In March of 2010, President Obama signed the Patient Protection and Affordable Care Act into law.
The comprehensive healthcare coverage, commonly known as Obamacare, will not go into effect until January 1, 2014, but enrollment is just six weeks away.
The average citizen might not have time to read the 906–page document, and if they did, they might need to clarify a few points in the fine print.
So, the AARP decided to do their part and mitigate the confusion by enlisting the help of some well–versed volunteers.
“We take questions all through the presentation , trying to answer questions about the new marketplaces that people will go to to actually purchase healthcare coverage,” AARP Legislative Volunteer Jimmy Bruce said. “And those we can’t answer , we send to Michigan AARP and we have an expert answer those questions. ”
Most seniors covered by Medicare are retired. They rely on their savings and social security checks to pay their medical bills. Because there has been so much misinformation about the Affordable Care Act, some seniors are scared they will not be able to afford to the new plan.

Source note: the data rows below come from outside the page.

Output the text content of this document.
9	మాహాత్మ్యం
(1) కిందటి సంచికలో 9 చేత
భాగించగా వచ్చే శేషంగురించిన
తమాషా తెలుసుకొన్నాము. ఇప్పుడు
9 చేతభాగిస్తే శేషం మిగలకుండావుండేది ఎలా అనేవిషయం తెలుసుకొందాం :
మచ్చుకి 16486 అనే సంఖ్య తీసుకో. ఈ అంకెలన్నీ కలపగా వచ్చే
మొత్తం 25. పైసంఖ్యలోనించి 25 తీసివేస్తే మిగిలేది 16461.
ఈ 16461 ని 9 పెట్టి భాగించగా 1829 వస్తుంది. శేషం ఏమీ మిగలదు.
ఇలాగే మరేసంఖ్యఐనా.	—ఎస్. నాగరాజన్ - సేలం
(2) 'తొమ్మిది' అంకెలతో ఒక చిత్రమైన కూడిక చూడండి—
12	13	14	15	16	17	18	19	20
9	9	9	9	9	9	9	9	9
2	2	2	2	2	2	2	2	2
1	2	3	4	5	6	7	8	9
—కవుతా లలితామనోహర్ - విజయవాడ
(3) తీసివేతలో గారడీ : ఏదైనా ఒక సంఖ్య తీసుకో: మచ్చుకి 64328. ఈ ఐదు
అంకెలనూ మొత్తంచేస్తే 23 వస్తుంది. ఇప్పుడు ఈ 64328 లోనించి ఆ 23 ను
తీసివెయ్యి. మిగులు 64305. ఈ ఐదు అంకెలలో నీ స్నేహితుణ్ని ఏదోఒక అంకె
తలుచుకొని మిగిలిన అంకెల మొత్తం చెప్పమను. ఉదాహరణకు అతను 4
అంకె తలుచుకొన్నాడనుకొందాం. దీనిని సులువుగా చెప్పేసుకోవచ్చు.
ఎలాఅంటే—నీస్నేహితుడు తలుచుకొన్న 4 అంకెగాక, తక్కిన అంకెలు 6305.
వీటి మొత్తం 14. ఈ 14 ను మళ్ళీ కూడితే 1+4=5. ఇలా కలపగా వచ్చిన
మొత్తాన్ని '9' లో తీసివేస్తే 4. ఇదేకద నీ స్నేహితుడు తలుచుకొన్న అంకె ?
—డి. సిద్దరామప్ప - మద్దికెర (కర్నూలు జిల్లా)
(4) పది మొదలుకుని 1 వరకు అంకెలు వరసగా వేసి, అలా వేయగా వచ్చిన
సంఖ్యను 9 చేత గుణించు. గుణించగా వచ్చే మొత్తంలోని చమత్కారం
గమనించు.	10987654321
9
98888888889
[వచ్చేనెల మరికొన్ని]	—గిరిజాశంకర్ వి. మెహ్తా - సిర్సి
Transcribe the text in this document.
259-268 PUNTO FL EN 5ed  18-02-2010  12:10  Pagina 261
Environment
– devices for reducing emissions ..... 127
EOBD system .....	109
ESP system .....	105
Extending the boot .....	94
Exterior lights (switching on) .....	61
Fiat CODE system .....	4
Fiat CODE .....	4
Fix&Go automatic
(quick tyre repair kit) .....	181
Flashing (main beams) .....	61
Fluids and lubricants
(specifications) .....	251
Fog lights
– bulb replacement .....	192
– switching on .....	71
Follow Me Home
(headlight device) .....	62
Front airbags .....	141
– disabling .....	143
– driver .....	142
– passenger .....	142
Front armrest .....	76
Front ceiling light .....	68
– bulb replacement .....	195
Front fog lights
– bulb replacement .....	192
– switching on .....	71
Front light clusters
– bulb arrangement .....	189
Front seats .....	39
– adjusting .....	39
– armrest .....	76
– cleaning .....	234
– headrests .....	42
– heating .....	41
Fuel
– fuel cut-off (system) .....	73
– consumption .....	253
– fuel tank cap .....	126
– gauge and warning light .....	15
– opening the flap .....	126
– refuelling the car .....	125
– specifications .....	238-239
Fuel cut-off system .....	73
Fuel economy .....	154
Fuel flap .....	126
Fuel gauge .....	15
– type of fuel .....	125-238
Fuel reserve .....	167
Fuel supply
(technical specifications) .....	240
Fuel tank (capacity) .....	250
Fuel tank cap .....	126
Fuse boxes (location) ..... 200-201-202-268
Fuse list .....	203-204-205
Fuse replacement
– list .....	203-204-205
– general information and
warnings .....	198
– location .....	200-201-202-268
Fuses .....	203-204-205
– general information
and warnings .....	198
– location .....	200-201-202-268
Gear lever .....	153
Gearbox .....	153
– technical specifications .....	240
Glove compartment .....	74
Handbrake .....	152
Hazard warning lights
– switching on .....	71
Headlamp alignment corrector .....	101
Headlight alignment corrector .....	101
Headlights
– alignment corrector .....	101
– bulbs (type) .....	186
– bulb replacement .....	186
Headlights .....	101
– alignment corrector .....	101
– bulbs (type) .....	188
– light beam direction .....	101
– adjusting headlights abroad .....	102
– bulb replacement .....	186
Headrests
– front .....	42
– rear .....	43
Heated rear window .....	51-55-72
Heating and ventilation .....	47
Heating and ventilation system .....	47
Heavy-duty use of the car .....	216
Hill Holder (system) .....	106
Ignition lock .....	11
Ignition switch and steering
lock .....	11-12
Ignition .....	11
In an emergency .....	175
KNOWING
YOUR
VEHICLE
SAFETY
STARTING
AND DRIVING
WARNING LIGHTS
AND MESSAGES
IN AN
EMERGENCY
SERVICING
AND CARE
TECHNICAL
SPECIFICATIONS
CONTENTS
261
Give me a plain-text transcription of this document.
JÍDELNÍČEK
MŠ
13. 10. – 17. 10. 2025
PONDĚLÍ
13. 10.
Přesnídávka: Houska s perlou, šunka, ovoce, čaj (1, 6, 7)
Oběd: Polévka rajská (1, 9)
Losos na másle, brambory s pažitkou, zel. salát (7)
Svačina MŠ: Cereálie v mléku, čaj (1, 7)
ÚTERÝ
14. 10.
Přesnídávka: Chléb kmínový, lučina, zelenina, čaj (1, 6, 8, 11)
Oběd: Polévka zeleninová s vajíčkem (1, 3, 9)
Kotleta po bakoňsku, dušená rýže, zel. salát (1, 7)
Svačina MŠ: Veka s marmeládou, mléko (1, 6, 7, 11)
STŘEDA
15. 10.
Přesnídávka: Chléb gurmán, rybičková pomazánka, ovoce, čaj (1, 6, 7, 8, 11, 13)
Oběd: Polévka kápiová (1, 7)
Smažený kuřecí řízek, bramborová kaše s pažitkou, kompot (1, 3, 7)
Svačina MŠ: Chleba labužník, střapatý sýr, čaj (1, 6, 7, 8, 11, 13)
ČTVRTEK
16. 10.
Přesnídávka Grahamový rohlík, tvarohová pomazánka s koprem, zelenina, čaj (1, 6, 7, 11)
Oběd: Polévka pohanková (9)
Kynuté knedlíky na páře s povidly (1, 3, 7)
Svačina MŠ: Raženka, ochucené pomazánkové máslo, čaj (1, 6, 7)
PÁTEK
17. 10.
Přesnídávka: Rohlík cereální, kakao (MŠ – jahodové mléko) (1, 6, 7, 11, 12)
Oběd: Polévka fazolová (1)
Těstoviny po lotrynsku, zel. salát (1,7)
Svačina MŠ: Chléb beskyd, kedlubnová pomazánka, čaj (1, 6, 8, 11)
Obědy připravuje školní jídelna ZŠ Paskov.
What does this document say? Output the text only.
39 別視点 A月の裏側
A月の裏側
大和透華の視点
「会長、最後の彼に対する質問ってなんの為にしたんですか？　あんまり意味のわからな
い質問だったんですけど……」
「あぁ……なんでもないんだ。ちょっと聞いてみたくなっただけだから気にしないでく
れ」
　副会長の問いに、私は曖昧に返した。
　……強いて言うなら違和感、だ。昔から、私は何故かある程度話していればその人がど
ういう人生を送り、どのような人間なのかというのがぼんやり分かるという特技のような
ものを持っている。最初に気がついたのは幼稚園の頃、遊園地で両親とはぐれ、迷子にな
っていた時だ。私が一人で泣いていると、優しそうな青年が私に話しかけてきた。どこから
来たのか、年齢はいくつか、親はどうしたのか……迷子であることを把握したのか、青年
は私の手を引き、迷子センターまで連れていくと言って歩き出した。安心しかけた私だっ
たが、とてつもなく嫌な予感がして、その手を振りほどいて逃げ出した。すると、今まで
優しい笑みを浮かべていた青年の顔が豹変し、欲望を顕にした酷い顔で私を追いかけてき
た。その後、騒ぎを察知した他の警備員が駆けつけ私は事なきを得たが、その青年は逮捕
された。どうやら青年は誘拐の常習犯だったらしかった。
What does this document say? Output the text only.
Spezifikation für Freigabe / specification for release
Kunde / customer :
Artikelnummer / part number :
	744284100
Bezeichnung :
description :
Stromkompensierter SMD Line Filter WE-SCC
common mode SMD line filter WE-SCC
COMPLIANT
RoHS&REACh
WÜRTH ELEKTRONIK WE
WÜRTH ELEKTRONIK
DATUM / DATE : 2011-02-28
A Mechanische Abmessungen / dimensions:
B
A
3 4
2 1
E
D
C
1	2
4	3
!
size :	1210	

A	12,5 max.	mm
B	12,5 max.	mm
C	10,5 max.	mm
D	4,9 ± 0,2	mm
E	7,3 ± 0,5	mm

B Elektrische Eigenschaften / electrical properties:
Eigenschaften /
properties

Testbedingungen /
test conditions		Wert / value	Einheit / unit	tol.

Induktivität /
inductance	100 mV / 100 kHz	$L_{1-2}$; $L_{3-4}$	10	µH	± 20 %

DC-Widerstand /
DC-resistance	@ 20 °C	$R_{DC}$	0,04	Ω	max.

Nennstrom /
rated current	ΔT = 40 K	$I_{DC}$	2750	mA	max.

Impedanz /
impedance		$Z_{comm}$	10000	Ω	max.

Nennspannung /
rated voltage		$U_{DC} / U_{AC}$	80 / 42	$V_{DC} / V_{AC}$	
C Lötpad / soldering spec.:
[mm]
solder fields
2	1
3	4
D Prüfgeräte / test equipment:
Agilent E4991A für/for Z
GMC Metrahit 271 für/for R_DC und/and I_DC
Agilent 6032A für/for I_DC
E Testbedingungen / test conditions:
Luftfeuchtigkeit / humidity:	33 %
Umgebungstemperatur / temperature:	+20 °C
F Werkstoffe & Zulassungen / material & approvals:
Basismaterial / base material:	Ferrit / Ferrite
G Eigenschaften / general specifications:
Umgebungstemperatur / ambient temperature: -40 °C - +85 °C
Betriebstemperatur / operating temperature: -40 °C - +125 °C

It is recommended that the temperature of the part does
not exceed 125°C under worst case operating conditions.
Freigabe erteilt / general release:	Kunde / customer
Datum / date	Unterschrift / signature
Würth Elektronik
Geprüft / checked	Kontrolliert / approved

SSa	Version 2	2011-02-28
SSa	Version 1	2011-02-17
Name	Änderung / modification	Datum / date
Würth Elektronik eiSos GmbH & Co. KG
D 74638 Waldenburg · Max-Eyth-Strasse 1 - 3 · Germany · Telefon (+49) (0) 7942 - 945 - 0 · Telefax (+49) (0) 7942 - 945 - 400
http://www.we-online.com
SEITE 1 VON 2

“One of the big misconceptions is that Medicare was cut because of the Affordable Care Act, and that is just not true,” Bruce said. “The Medicare Trust Fund was extended by nine years because of the Affordable Care Act, and there are preventative measures that are now being paid for and seniors are not having to pay co-pays or deductables in their healthcare coverage because these preventive kinds of tests are now paid for because of the Affordable Care Act.”
The AARP has a website that allows members to see exactly what will be covered under the ACA.